George moans, still trying to speak.  And so I do what seems to happen spontaneously.  I place my hand on his, over the tubing, and pray for him.  I sing softly and badly some hymns I know.  I ask the presence and light of Jesus to fill him, to comfort him, to heal him--for angels to enter the room and ward off the ugliness of disease and pain and sorrow.

It is time for me to leave.  By now both of his beloved sons are there to help decide what is next.  I go once again to his side and place my hand on his head, kiss his cheek.  "God's peace, George.  God's peace."

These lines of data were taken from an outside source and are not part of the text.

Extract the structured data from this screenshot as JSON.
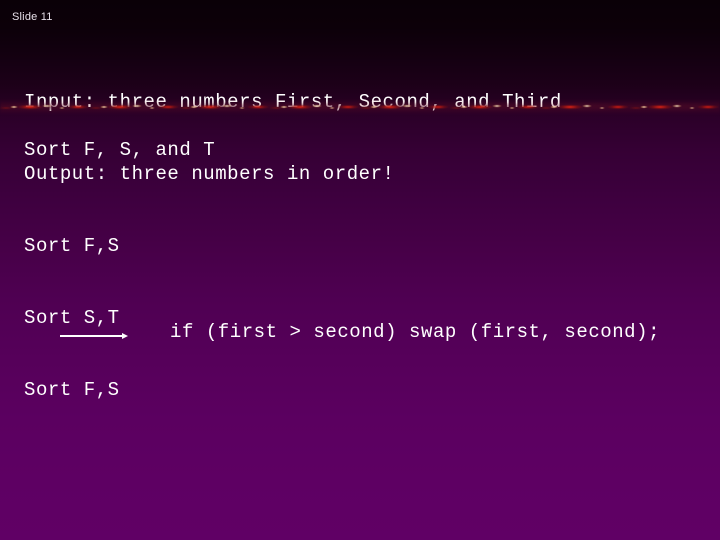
{
  "slide": {
    "label": "Slide 11",
    "background": {
      "top_color": "#0a0007",
      "mid_color": "#3e003f",
      "bottom_color": "#600065"
    },
    "text_color": "#ffffff"
  },
  "io_block": {
    "lines": [
      "Input: three numbers First, Second, and Third",
      "Output: three numbers in order!"
    ]
  },
  "divider": {
    "name": "flame-divider",
    "accent_color": "#e82412",
    "spark_color": "#fff8e1"
  },
  "sort_main": {
    "text": "Sort F, S, and T"
  },
  "sort_steps": {
    "lines": [
      "Sort F,S",
      "Sort S,T",
      "Sort F,S"
    ]
  },
  "code": {
    "line": "if (first > second) swap (first, second);"
  },
  "arrow": {
    "name": "right-arrow",
    "color": "#ffffff"
  }
}
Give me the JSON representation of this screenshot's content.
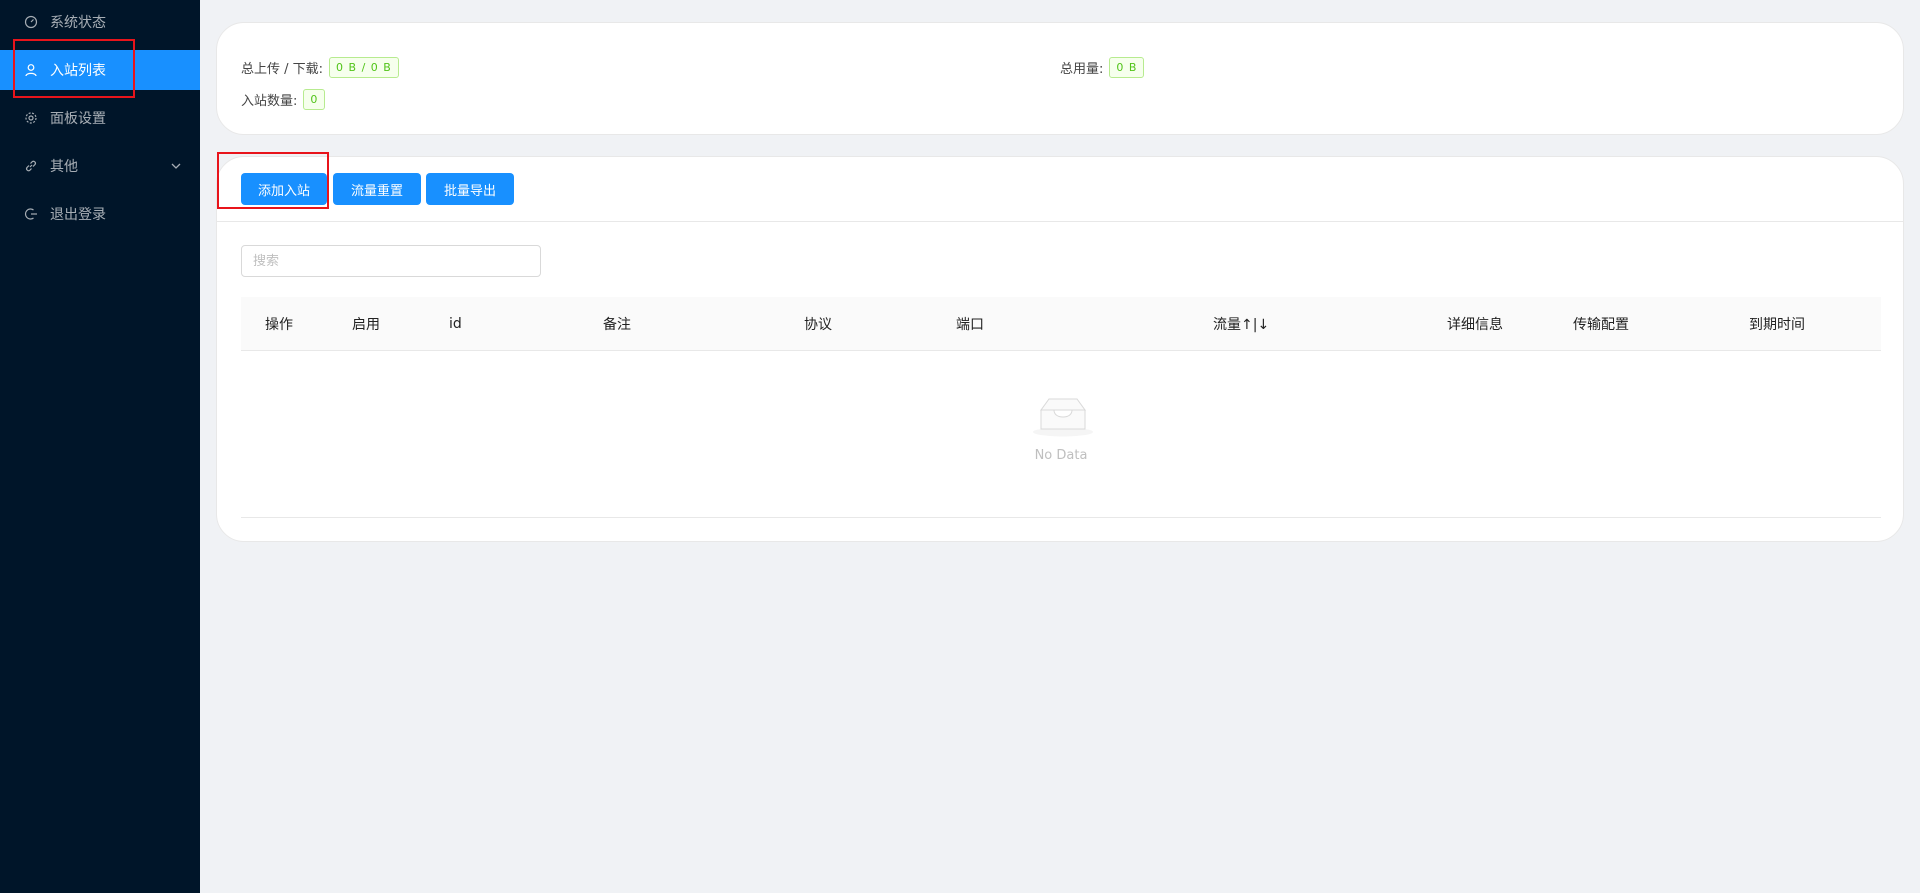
{
  "sidebar": {
    "items": [
      {
        "label": "系统状态",
        "icon": "dashboard-icon",
        "active": false
      },
      {
        "label": "入站列表",
        "icon": "user-icon",
        "active": true
      },
      {
        "label": "面板设置",
        "icon": "gear-icon",
        "active": false
      },
      {
        "label": "其他",
        "icon": "link-icon",
        "active": false,
        "has_submenu": true
      },
      {
        "label": "退出登录",
        "icon": "logout-icon",
        "active": false
      }
    ]
  },
  "stats": {
    "upload_download_label": "总上传 / 下载:",
    "upload_download_value": "0 B / 0 B",
    "total_usage_label": "总用量:",
    "total_usage_value": "0 B",
    "inbound_count_label": "入站数量:",
    "inbound_count_value": "0"
  },
  "toolbar": {
    "add_inbound": "添加入站",
    "reset_traffic": "流量重置",
    "batch_export": "批量导出"
  },
  "search": {
    "placeholder": "搜索"
  },
  "table": {
    "columns": [
      "操作",
      "启用",
      "id",
      "备注",
      "协议",
      "端口",
      "流量↑|↓",
      "详细信息",
      "传输配置",
      "到期时间"
    ],
    "rows": [],
    "empty_text": "No Data"
  },
  "colors": {
    "sidebar_bg": "#001529",
    "accent": "#1890ff",
    "tag_green": "#52c41a",
    "highlight": "#e8141b"
  }
}
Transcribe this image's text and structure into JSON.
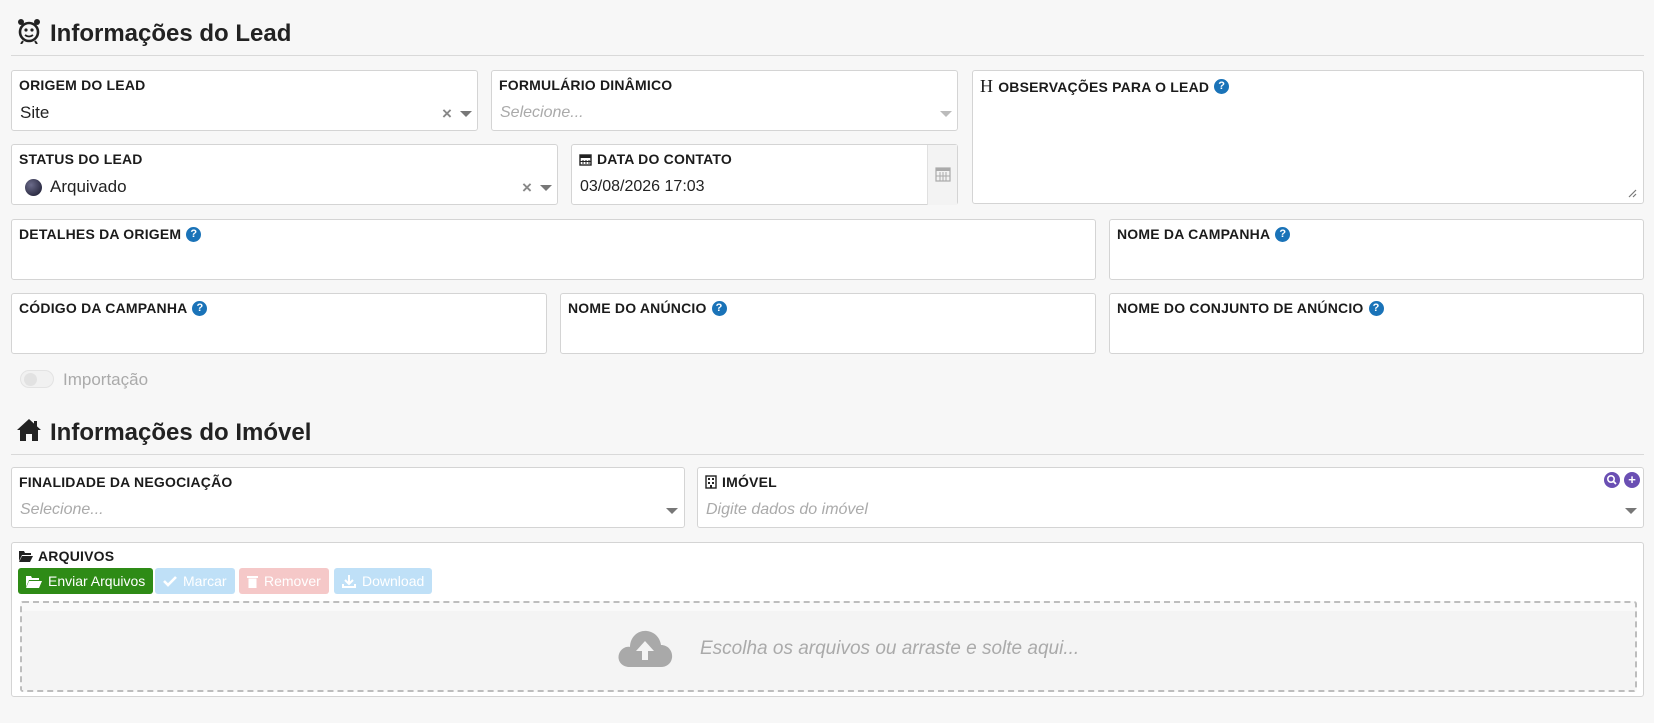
{
  "lead_section": {
    "title": "Informações do Lead",
    "origem": {
      "label": "ORIGEM DO LEAD",
      "value": "Site"
    },
    "formulario": {
      "label": "FORMULÁRIO DINÂMICO",
      "placeholder": "Selecione..."
    },
    "observacoes": {
      "label": "OBSERVAÇÕES PARA O LEAD",
      "prefix": "H"
    },
    "status": {
      "label": "STATUS DO LEAD",
      "value": "Arquivado"
    },
    "data_contato": {
      "label": "DATA DO CONTATO",
      "value": "03/08/2026 17:03"
    },
    "detalhes_origem": {
      "label": "DETALHES DA ORIGEM"
    },
    "nome_campanha": {
      "label": "NOME DA CAMPANHA"
    },
    "codigo_campanha": {
      "label": "CÓDIGO DA CAMPANHA"
    },
    "nome_anuncio": {
      "label": "NOME DO ANÚNCIO"
    },
    "nome_conjunto": {
      "label": "NOME DO CONJUNTO DE ANÚNCIO"
    },
    "importacao": {
      "label": "Importação",
      "checked": false
    }
  },
  "imovel_section": {
    "title": "Informações do Imóvel",
    "finalidade": {
      "label": "FINALIDADE DA NEGOCIAÇÃO",
      "placeholder": "Selecione..."
    },
    "imovel": {
      "label": "IMÓVEL",
      "placeholder": "Digite dados do imóvel"
    }
  },
  "arquivos": {
    "label": "ARQUIVOS",
    "buttons": {
      "enviar": "Enviar Arquivos",
      "marcar": "Marcar",
      "remover": "Remover",
      "download": "Download"
    },
    "dropzone_text": "Escolha os arquivos ou arraste e solte aqui..."
  },
  "help_glyph": "?",
  "colors": {
    "help": "#1a73b8",
    "enviar_button": "#2e8b16",
    "marcar_button": "#bfe0f7",
    "remover_button": "#f5c8c8",
    "download_button": "#bfe0f7",
    "imovel_icons": "#6a4fb3"
  }
}
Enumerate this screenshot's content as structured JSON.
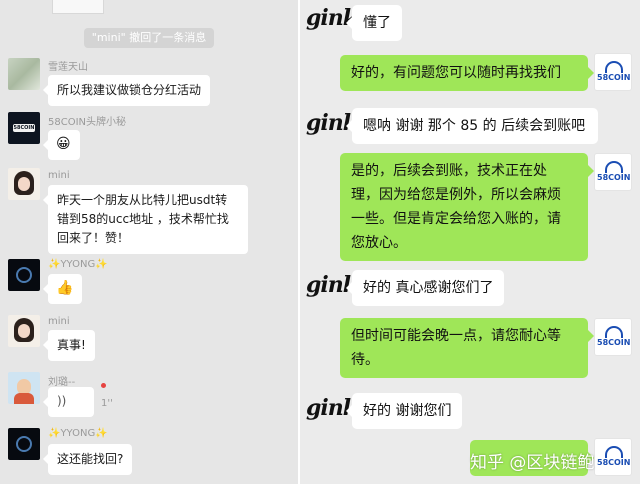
{
  "left": {
    "system_notice": "\"mini\" 撤回了一条消息",
    "messages": [
      {
        "sender": "雪莲天山",
        "text": "所以我建议做锁仓分红活动"
      },
      {
        "sender": "58COIN头牌小秘",
        "text": "😀"
      },
      {
        "sender": "mini",
        "lines": [
          "昨天一个朋友从比特儿把usdt转",
          "错到58的ucc地址 ，技术帮忙找",
          "回来了！赞！"
        ]
      },
      {
        "sender": "✨YYONG✨",
        "text": "👍"
      },
      {
        "sender": "mini",
        "text": "真事!"
      },
      {
        "sender": "刘璐--",
        "text": "))",
        "duration": "1''"
      },
      {
        "sender": "✨YYONG✨",
        "text": "这还能找回?"
      }
    ],
    "logo_text": "58COIN"
  },
  "right": {
    "customer_label": "gink",
    "support_avatar_text": "58COIN",
    "messages": [
      {
        "from": "customer",
        "text": "懂了"
      },
      {
        "from": "support",
        "text": "好的，有问题您可以随时再找我们"
      },
      {
        "from": "customer",
        "text": "嗯呐 谢谢 那个 85 的 后续会到账吧"
      },
      {
        "from": "support",
        "lines": [
          "是的，后续会到账，技术正在处",
          "理，因为给您是例外，所以会麻烦",
          "一些。但是肯定会给您入账的，请",
          "您放心。"
        ]
      },
      {
        "from": "customer",
        "text": "好的 真心感谢您们了"
      },
      {
        "from": "support",
        "lines": [
          "但时间可能会晚一点，请您耐心等",
          "待。"
        ]
      },
      {
        "from": "customer",
        "text": "好的 谢谢您们"
      }
    ],
    "watermark": "知乎 @区块链鲍"
  },
  "colors": {
    "left_bg": "#e6e6e6",
    "right_bg": "#ebebeb",
    "green_bubble": "#9fe658",
    "brand_blue": "#1a4db3"
  }
}
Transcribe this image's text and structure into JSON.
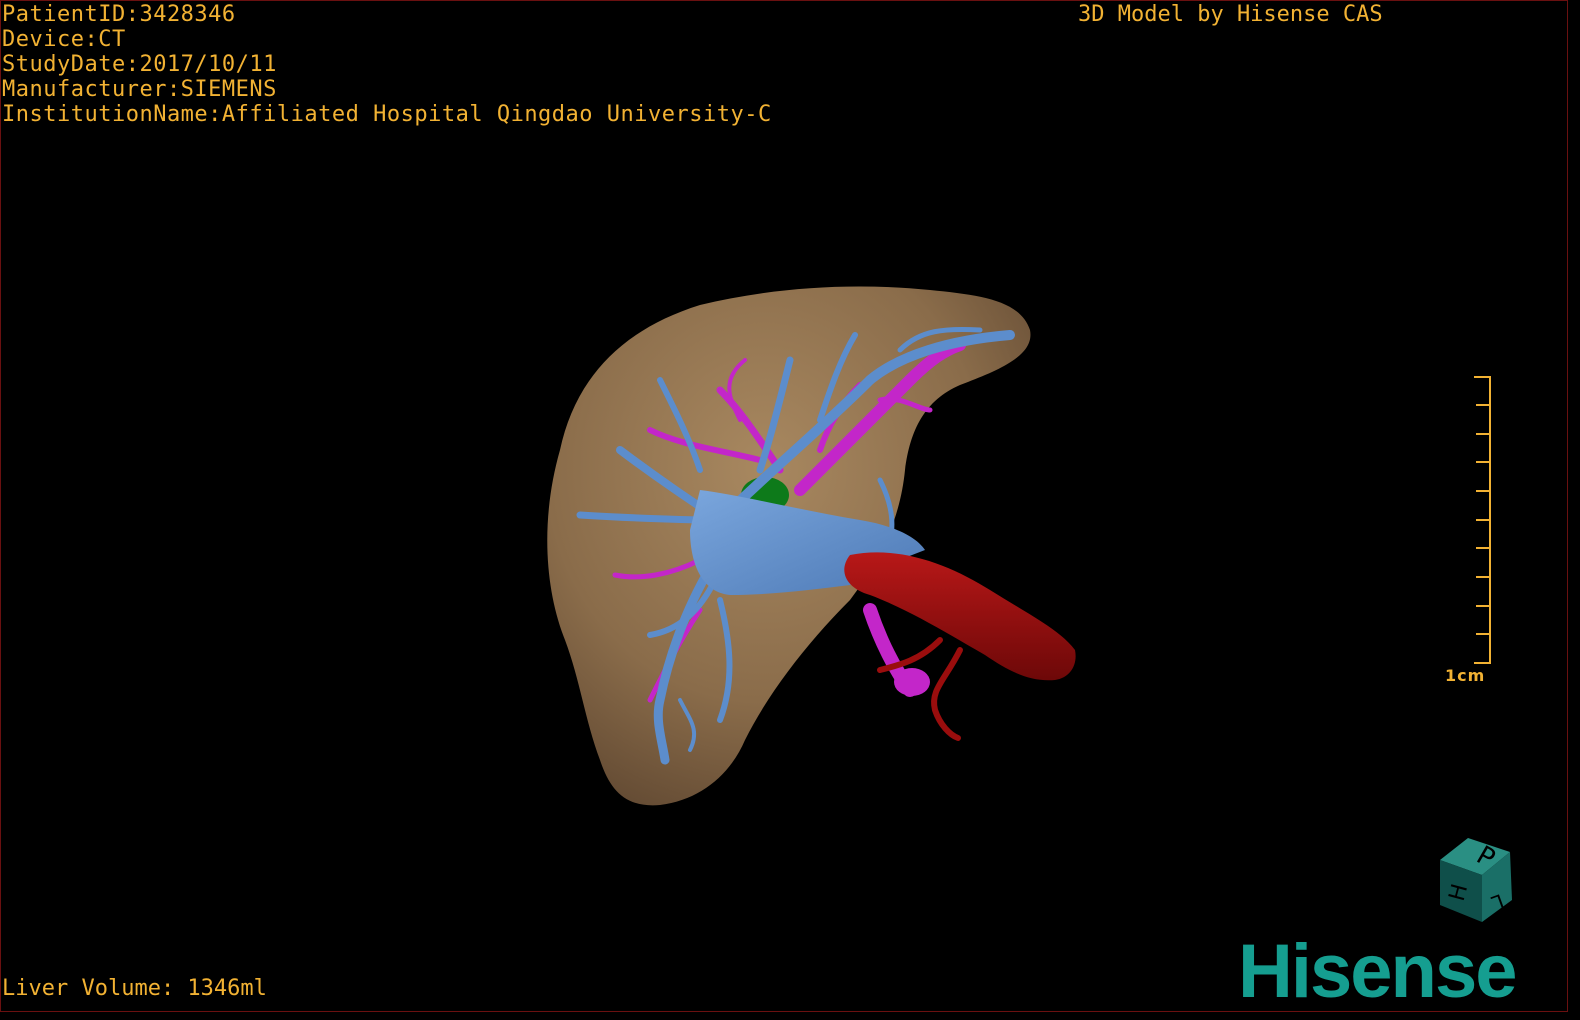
{
  "header": {
    "patient_id": "PatientID:3428346",
    "device": "Device:CT",
    "study_date": "StudyDate:2017/10/11",
    "manufacturer": "Manufacturer:SIEMENS",
    "institution": "InstitutionName:Affiliated Hospital Qingdao University-C"
  },
  "title": "3D Model by Hisense CAS",
  "liver_volume": "Liver Volume: 1346ml",
  "scale_bar": {
    "label": "1cm",
    "tick_count": 11
  },
  "orientation_cube": {
    "faces": [
      "P",
      "H",
      "L"
    ]
  },
  "logo": {
    "text": "Hisense"
  },
  "colors": {
    "overlay_text": "#f2b233",
    "liver": "#8a6c4a",
    "portal_vein": "#5c8dcc",
    "hepatic_artery": "#c326c9",
    "aorta": "#9a0d0d",
    "gallbladder": "#0d7a1a",
    "brand": "#159e90"
  }
}
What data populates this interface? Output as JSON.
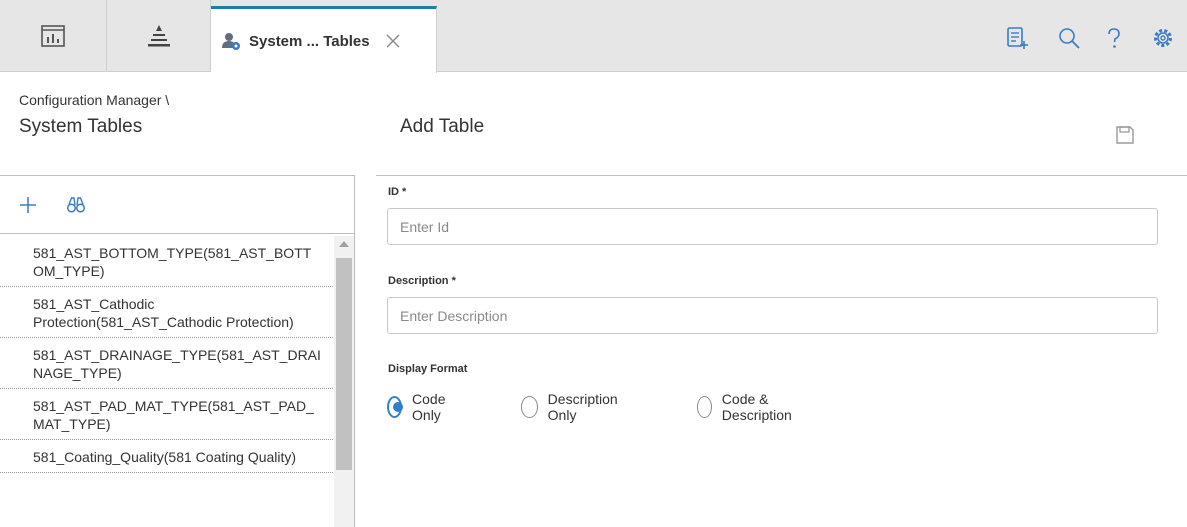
{
  "tabs": {
    "dashboard_icon": "dashboard-icon",
    "hierarchy_icon": "hierarchy-icon",
    "active": {
      "title": "System ... Tables",
      "icon": "user-settings-icon"
    }
  },
  "top_actions": [
    "add-note-icon",
    "search-icon",
    "help-icon",
    "gear-icon"
  ],
  "breadcrumb": "Configuration Manager \\",
  "left": {
    "title": "System Tables",
    "items": [
      "581_AST_BOTTOM_TYPE(581_AST_BOTTOM_TYPE)",
      "581_AST_Cathodic Protection(581_AST_Cathodic Protection)",
      "581_AST_DRAINAGE_TYPE(581_AST_DRAINAGE_TYPE)",
      "581_AST_PAD_MAT_TYPE(581_AST_PAD_MAT_TYPE)",
      "581_Coating_Quality(581 Coating Quality)"
    ]
  },
  "form": {
    "title": "Add Table",
    "id_label": "ID *",
    "id_placeholder": "Enter Id",
    "desc_label": "Description *",
    "desc_placeholder": "Enter Description",
    "format_label": "Display Format",
    "options": [
      {
        "label": "Code Only",
        "checked": true
      },
      {
        "label": "Description Only",
        "checked": false
      },
      {
        "label": "Code & Description",
        "checked": false
      }
    ]
  },
  "colors": {
    "accent": "#1b7fa6",
    "radio": "#2f7fd0",
    "icon": "#3a7bc8"
  }
}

I am weeping as I make my way back to the office. The yellow and red leaves crunch under my boots.  The beauty of the autuman day feels too normal.  I am chasing normal now.  Just let me get back to the office and sink under the surface of my to-dos and tasks.  I want to forget that George can't do that.  He may never see normal again.  "God, carry him," I breathe. "Let your grace carry him."